The South Cowden Unit was selected for one of three mid-term field demonstration projects being conducted under the DOE Class II Oil Program for shallow-shelf carbonate reservoirs. The South Cowden project is designed to demonstrate the technical and economic viability of using horizontal CO2 injection wells and centralization of surface facilities to optimize CO2 project economics. If successful, this approach will help to improve the economic viability and application of CO2 flooding for many smaller fields which might otherwise soon face abandonment.
Successful design and implementation of the project requires a focused, cost-effective reservoir characterization effort to identify those reservoir characteristics and field areas best suited to application of this technology. Integration of production and well test data with geologic reservoir description information was necessary to develop a sufficient understanding of the permeability distribution at South Cowden. A predictive history matching approach was used in modeling historical field performance to further refine the reservoir description.
The South Cowden Unit (SCU), located in Ector County, Texas, produced from the Grayburg Formation at an average depth of approximately 4550 feet.
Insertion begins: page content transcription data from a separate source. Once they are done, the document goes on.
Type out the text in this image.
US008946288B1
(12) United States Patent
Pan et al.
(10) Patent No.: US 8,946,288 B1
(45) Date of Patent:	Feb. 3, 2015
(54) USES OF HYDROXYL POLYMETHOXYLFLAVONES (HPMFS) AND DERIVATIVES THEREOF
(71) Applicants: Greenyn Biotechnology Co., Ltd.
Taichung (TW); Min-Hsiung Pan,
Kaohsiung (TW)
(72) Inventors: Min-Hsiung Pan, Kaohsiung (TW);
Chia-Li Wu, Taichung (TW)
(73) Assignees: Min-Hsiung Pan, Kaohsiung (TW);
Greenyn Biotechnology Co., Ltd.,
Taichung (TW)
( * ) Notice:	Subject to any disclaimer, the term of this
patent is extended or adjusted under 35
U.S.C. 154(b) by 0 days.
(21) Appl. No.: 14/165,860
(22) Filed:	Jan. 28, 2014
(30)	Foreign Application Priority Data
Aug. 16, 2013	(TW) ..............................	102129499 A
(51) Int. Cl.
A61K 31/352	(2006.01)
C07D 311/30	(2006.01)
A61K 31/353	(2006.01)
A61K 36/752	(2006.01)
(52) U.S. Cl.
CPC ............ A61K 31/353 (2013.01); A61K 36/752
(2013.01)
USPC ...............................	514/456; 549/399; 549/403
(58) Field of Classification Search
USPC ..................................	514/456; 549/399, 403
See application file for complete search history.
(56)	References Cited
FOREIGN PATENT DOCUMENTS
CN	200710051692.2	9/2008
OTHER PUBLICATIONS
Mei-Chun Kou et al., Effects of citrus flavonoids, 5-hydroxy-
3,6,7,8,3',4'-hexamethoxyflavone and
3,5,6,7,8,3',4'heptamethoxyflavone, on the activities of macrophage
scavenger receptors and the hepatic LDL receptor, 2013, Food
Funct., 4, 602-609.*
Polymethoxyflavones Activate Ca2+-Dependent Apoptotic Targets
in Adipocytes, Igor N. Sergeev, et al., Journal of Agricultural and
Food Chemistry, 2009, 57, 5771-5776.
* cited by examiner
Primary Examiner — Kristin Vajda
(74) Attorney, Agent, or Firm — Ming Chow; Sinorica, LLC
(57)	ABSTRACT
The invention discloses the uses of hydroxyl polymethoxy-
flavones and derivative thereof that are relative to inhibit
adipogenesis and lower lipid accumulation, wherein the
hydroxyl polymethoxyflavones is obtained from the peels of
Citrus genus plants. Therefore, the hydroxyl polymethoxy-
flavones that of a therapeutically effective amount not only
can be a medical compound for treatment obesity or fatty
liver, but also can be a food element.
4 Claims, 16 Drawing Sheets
A summary of reservoir and fluid characteristics is presented in Table 1. Initial production from the Unit area began in 1948 and a total of approximately 100 wells have been drilled at SCU on 20-acre spacing. The field was unitized for secondary recovery waterflood operations in 1965 with initial water injection going into peripheral wells located around the edge of the producing structure near the oil/water contact. Leaseline cooperative water injection was added in the early 1970's along the northern boundary of the Unit. From the late 1970's through the mid-1980's, several additional water injection wells were added at selected locations in the interior of the Unit, however there was no formal injection pattern at SCU.
In spite of the lack of a regular flood pattern, waterflood performance at SCU has been excellent (Fig. 1). The Unit is currently nearing its economic limit for waterflood operations. At the end of 1995 there were 11 active injectors and 39 active producers and Unit production was a little over 400 BOPD at a watercut approaching 95%. Selective infill drilling over the past few years has met with only limited success, leaving tertiary CO2 enhanced oil recovery as the only viable prospect remaining for extending field life and adding significant reserves.
Two earlier CO2 flood feasibility studies both indicated SCU to be an excellent technical candidate for CO2 flooding, but the project could not meet requisite economic criteria. The capital costs for new injection wells and related facilities to implement a conventional pattern CO2 flood development were too high relative to the recoverable oil volumes at SCU. Most of the current wells are not suited for conversion to CO2 WAG injection service because of mechanical or completion problems. The situation at SCU is one which will confront operators of many smaller fields in the Permian Basin.